Digitaler Vertrieb? 2020 wurde das landauf, landab ein Riesen-Thema. So auch beim Werkzeugsystem-Hersteller Wohlhaupter in Frickenhausen (Kreis Esslingen). Das Unternehmen machte seine Vertriebler gezielt fit – und wählte als Partner dafür das RKW Baden-Württemberg: Das Vertriebsteam wurde in zwei Modulen geschult. Danach folgte eine weitere Schulung für Beschäftigte aus anderen Bereichen, die ebenfalls regelmäßig mit Videokonferenz-Tools arbeiten. Geschäftsführer Frank-Michael Wohlhaupter nahm selbst teil und ist zufrieden: „Ich gehe auch fest davon aus, dass die Inhalte uns länger begleiten werden als nur für die Zeit der Pandemie.“

Das 1929 in Stuttgart gegründete Formen- und Werkzeugbau-Unternehmen hat einen guten Namen: 1939 brachte es einen Plan- und Ausdrehkopf (UPA) auf den Markt, der in der Fertigung vielerorts nur schlicht „Wohlhaupter“ genannt wird – damit erwirtschaftet das Unternehmen bis heute etwa ein Prozent seines Umsatzes.
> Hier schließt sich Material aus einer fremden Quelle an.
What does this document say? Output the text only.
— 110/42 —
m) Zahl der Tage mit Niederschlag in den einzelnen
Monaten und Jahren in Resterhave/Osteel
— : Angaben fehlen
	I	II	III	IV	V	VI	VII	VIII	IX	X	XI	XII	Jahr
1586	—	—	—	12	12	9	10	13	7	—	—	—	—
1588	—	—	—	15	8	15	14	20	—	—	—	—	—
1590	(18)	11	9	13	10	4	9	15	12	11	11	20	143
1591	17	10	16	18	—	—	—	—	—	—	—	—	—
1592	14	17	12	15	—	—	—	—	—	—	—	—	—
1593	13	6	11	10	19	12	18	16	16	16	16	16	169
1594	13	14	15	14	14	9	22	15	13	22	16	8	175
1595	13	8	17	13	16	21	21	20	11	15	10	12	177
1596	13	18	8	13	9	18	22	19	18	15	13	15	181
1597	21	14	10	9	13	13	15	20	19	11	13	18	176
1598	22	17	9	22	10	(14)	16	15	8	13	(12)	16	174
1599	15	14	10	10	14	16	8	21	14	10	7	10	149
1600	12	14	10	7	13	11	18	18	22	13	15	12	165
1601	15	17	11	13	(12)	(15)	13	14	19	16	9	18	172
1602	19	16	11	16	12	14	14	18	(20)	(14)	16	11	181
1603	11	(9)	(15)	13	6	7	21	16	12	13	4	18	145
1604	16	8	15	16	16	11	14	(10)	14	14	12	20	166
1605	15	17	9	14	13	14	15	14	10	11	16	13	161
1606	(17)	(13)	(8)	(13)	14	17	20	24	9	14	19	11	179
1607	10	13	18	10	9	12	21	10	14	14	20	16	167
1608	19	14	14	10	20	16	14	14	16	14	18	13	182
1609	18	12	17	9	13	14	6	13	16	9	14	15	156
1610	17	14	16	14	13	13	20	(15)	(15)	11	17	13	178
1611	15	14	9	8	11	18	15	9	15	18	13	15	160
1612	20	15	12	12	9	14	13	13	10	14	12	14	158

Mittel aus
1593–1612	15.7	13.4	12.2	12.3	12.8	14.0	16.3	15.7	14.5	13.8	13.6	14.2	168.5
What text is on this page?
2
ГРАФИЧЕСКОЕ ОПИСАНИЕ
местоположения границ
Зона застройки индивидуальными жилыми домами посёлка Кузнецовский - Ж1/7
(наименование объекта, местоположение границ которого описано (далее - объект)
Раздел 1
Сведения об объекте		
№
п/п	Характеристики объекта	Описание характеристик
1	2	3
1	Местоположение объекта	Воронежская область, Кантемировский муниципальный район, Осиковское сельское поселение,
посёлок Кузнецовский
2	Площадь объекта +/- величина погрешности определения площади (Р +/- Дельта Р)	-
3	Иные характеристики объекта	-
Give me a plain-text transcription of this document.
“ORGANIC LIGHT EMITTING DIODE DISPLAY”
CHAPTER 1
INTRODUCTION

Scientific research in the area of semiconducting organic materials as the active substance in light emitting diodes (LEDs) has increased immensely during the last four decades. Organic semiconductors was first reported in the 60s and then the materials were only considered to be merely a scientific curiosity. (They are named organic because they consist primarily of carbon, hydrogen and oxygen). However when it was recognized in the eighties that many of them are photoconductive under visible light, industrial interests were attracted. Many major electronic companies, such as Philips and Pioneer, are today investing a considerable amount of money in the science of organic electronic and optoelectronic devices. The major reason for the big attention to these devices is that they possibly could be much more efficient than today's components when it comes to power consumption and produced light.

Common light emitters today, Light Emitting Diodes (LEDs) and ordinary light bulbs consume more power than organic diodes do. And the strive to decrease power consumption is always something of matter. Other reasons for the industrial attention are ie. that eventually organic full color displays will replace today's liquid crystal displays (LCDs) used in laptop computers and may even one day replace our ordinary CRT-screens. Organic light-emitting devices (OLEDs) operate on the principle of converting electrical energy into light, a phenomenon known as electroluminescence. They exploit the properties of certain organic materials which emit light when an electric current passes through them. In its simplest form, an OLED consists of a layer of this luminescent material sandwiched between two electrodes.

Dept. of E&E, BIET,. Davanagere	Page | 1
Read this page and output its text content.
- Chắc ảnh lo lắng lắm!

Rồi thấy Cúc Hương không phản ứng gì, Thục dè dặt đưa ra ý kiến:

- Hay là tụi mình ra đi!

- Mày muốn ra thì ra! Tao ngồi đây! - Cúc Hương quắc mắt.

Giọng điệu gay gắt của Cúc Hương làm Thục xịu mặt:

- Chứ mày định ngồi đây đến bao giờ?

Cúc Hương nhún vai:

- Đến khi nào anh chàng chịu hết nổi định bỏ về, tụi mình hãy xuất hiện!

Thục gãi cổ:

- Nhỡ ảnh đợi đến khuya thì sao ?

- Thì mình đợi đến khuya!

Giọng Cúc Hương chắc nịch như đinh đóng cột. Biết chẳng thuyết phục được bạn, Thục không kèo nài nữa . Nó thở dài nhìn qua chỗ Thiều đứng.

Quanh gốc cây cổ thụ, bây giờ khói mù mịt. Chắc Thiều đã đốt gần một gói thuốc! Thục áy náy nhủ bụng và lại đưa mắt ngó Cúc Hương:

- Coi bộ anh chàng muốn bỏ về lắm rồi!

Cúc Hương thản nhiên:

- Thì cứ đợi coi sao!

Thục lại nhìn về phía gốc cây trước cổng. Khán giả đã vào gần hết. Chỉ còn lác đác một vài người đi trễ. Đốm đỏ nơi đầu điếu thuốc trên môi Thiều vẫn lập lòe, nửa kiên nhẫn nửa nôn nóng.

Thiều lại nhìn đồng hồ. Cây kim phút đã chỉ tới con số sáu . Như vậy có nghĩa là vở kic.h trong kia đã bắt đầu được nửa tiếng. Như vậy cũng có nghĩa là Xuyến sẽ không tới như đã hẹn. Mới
Weltweit bekannt ist die Marke zudem für innovative modulare Werkzeugsysteme für Bearbeitungszentren, Dreh- und Fräszentren. Neben Plan- und Ausdrehköpfen zählen auch Einstechköpfe, Spannzeuge sowie individuelle Lösungen zum Programm. Am Hauptsitz Frickenhausen sind es rund 130 Beschäftigte.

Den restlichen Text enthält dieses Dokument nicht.